This is a handshake introduction to an extremely influential work: Kerygma and Myth by Rudolf Bultmann and Five Critics. The work was originally published in Germany in 1948; the original English translation appeared in 1953.
The first two parts of the piece reproduce Bultmann’s 1941 paper, translated as New Testament and Mythology. The paper is most easily accessible in the Kerygma and Myth collection, and it is accompanied by some useful commentary.
James F. Kay, now Princeton Theological Seminary’s Dean of Academic Affairs, wrote in 1991 in an article marking the 50th anniversary of the paper,
Bultmann spoke at nine o’clock in the morning [of 4th June, 1941], and, with the exception of prayers at noon and again at four o’clock, the whole day was devoted to discussing his lecture. Thus appeared, a half century ago, what Schubert M. Ogden later called “perhaps the single most discussed and controversial theological writing of the century.”
The prayers are a nice touch. Kay offers some flavour of Bultmann’s theology.
For Bultmann, myth embraces those reality claims that do not square with scientific understanding. For example, the kerygma’s claim that Jesus rose from the dead cannot refer to a real fact or event about Jesus inasmuch as facts and events are held to be recovered, or reconstructed, through scientific means. [Emphasis mine.]
However, Bultmann’s reputation had suffered by 1991. Myth was overtaken by narrative as the theological mode-de-jour. Should we cheer? Not yet. Kay discusses Hans W. Frei’s The Identity of Jesus Christ as a seminal essay in the rise of narrative theology. He writes,
Frei, as a believing Christian, … must show how a literary character possesses saving significance for people today. Frei … ingeniously… infers the present factuality of the Savior on the basis of his literary identity. The fictional Gospel narrative renders an identity of Jesus that entails the claim of his factual presence today. [Emphasis and italics mine.]
Got that? You may have noticed that no-one in this discussion actually believes the Gospels, nor does anyone feel the need to explain their disbelief. The discussion is about how, given that the Gospels do not witness to actual events, to construct some elaborate rationale for calling oneself a Christian at all. Note that all of these folks are descendants of the Reformation. Whither sola scriptura?
In the linked version of Kerygma and Myth, John Reeves, in an introduction written in 2005, points out that Bultmann was defining a position that was more traditional than that of his teachers such as Harnack.
For Adolf Harnack and other German liberals, the significance of Jesus lay only in his moral teachings. Following Karl Barth, Bultmann argued that “[t]he NewTestament talks about an event through which God has brought about our salvation. It does not proclaim Jesus primarily as a teacher…”
From the perspective of 1941, the devastation that is Bultmann looked like a green shoot. German liberal theologians had laid waste the landscape in the generations before, in the manner of Strauss and Harnack.
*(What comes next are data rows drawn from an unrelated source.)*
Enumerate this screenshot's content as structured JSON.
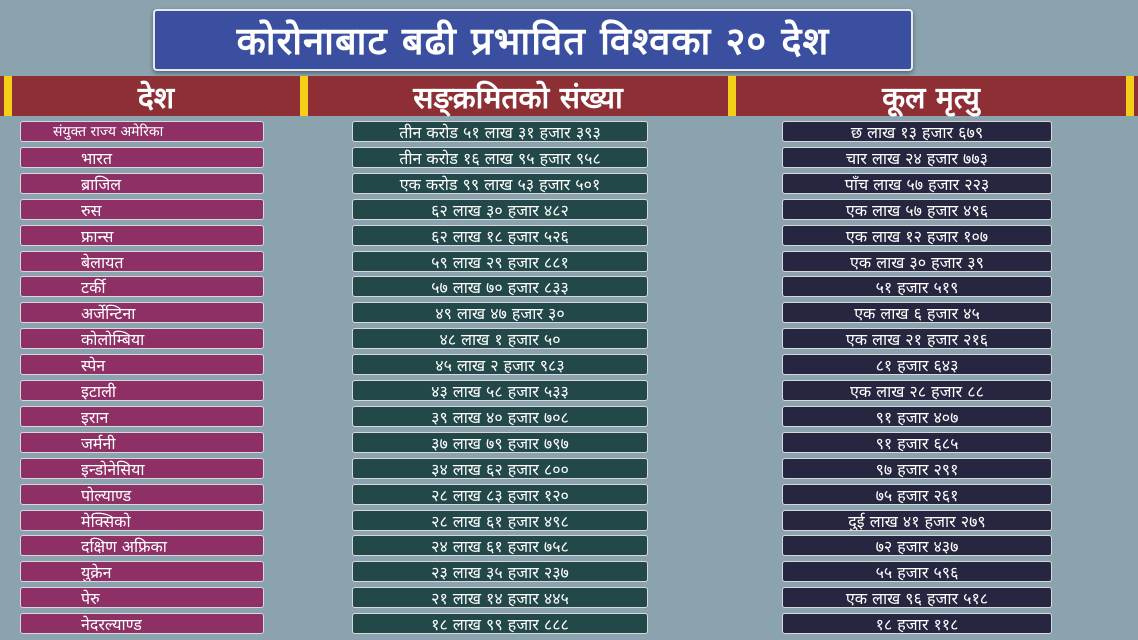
{
  "title": "कोरोनाबाट बढी प्रभावित विश्वका २० देश",
  "headers": {
    "country": "देश",
    "cases": "सङ्क्रमितको संख्या",
    "deaths": "कूल मृत्यु"
  },
  "colors": {
    "background": "#8aa3ae",
    "title_bg": "#3a4fa0",
    "header_band": "#8e2f35",
    "separator": "#f3d017",
    "country_cell": "#8e2f66",
    "cases_cell": "#234849",
    "deaths_cell": "#262640"
  },
  "rows": [
    {
      "country": "संयुक्त राज्य अमेरिका",
      "cases": "तीन करोड ५१ लाख ३१ हजार ३९३",
      "deaths": "छ लाख १३ हजार ६७९"
    },
    {
      "country": "भारत",
      "cases": "तीन करोड १६ लाख ९५ हजार ९५८",
      "deaths": "चार लाख २४ हजार ७७३"
    },
    {
      "country": "ब्राजिल",
      "cases": "एक करोड ९९ लाख ५३ हजार ५०१",
      "deaths": "पाँच लाख ५७ हजार २२३"
    },
    {
      "country": "रुस",
      "cases": "६२ लाख ३० हजार ४८२",
      "deaths": "एक लाख ५७ हजार ४९६"
    },
    {
      "country": "फ्रान्स",
      "cases": "६२ लाख १८ हजार ५२६",
      "deaths": "एक लाख १२ हजार १०७"
    },
    {
      "country": "बेलायत",
      "cases": "५९ लाख २९ हजार ८८१",
      "deaths": "एक लाख ३० हजार ३९"
    },
    {
      "country": "टर्की",
      "cases": "५७ लाख ७० हजार ८३३",
      "deaths": "५१ हजार ५१९"
    },
    {
      "country": "अर्जेन्टिना",
      "cases": "४९ लाख ४७ हजार ३०",
      "deaths": "एक लाख ६ हजार ४५"
    },
    {
      "country": "कोलोम्बिया",
      "cases": "४८ लाख १ हजार ५०",
      "deaths": "एक लाख २१ हजार २१६"
    },
    {
      "country": "स्पेन",
      "cases": "४५ लाख २ हजार ९८३",
      "deaths": "८१ हजार ६४३"
    },
    {
      "country": "इटाली",
      "cases": "४३ लाख ५८ हजार ५३३",
      "deaths": "एक लाख २८ हजार ८८"
    },
    {
      "country": "इरान",
      "cases": "३९ लाख ४० हजार ७०८",
      "deaths": "९१ हजार ४०७"
    },
    {
      "country": "जर्मनी",
      "cases": "३७ लाख ७९ हजार ७९७",
      "deaths": "९१ हजार ६८५"
    },
    {
      "country": "इन्डोनेसिया",
      "cases": "३४ लाख ६२ हजार ८००",
      "deaths": "९७ हजार २९१"
    },
    {
      "country": "पोल्याण्ड",
      "cases": "२८ लाख ८३ हजार १२०",
      "deaths": "७५ हजार २६१"
    },
    {
      "country": "मेक्सिको",
      "cases": "२८ लाख ६१ हजार ४९८",
      "deaths": "दुई लाख ४१ हजार २७९"
    },
    {
      "country": "दक्षिण अफ्रिका",
      "cases": "२४ लाख ६१ हजार ७५८",
      "deaths": "७२ हजार ४३७"
    },
    {
      "country": "युक्रेन",
      "cases": "२३ लाख ३५ हजार २३७",
      "deaths": "५५ हजार ५९६"
    },
    {
      "country": "पेरु",
      "cases": "२१ लाख १४ हजार ४४५",
      "deaths": "एक लाख ९६ हजार ५१८"
    },
    {
      "country": "नेदरल्याण्ड",
      "cases": "१८ लाख ९९ हजार ८८८",
      "deaths": "१८ हजार ११८"
    }
  ]
}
The Gospels were full of mythical tales, which no “modern” man could believe. German theology proceeded from this bedrock of understanding to construct a theological mythology—or narrative—of its own. Bultmann, also a “believing Christian,” had to try to convince himself and others that salvation remained a term with any meaning.
Bultmann thought to base a new understanding on the correspondence he saw between the existentialism of the philosopher Martin Heidegger, a sometime colleague at Marburg, and the “existentialism” Bultmann detected in his particular reading of the New Testament. Reeves writes,
For Bultmann, the philosophy that best understands human existence is the existentialism of … Heidegger. Or rather, “…Heidegger’s existentialist analysis of human existence seems to be only a profane philosophical presentation of the New Testament view of who we are…” Bultmann rejects the charge that he is translating the kerygma into an alien philosophical framework, for Heidegger’s philosophy “all by itself”has discovered the New Testament message about the human condition.
We might well ask which came first, the New Testament or the profane philosophy. As Reeves says in summarising, “While Bultmann had hoped to anchor the Christian gospel in a secure existentialist framework, in fact this framework secured its irrelevance as soon as Heidegger’s philosophy became dated.” In another post I will look at some of the “mythology” that Bultmann sought to strip out of the new New Testament.
All of this was occurring in Germany between the wars, simultaneously with the rise of Hitler and the savage paganism that effectively swept Christianity aside in that country. When New Testament and Mythology was delivered, Nazism was at the apogee of its power and security. Within a few months, Operation Barbarossa would be launched against the Soviet Union, and the cataclysm would be set in motion. German theology could not possibly have any bearing on all that, though.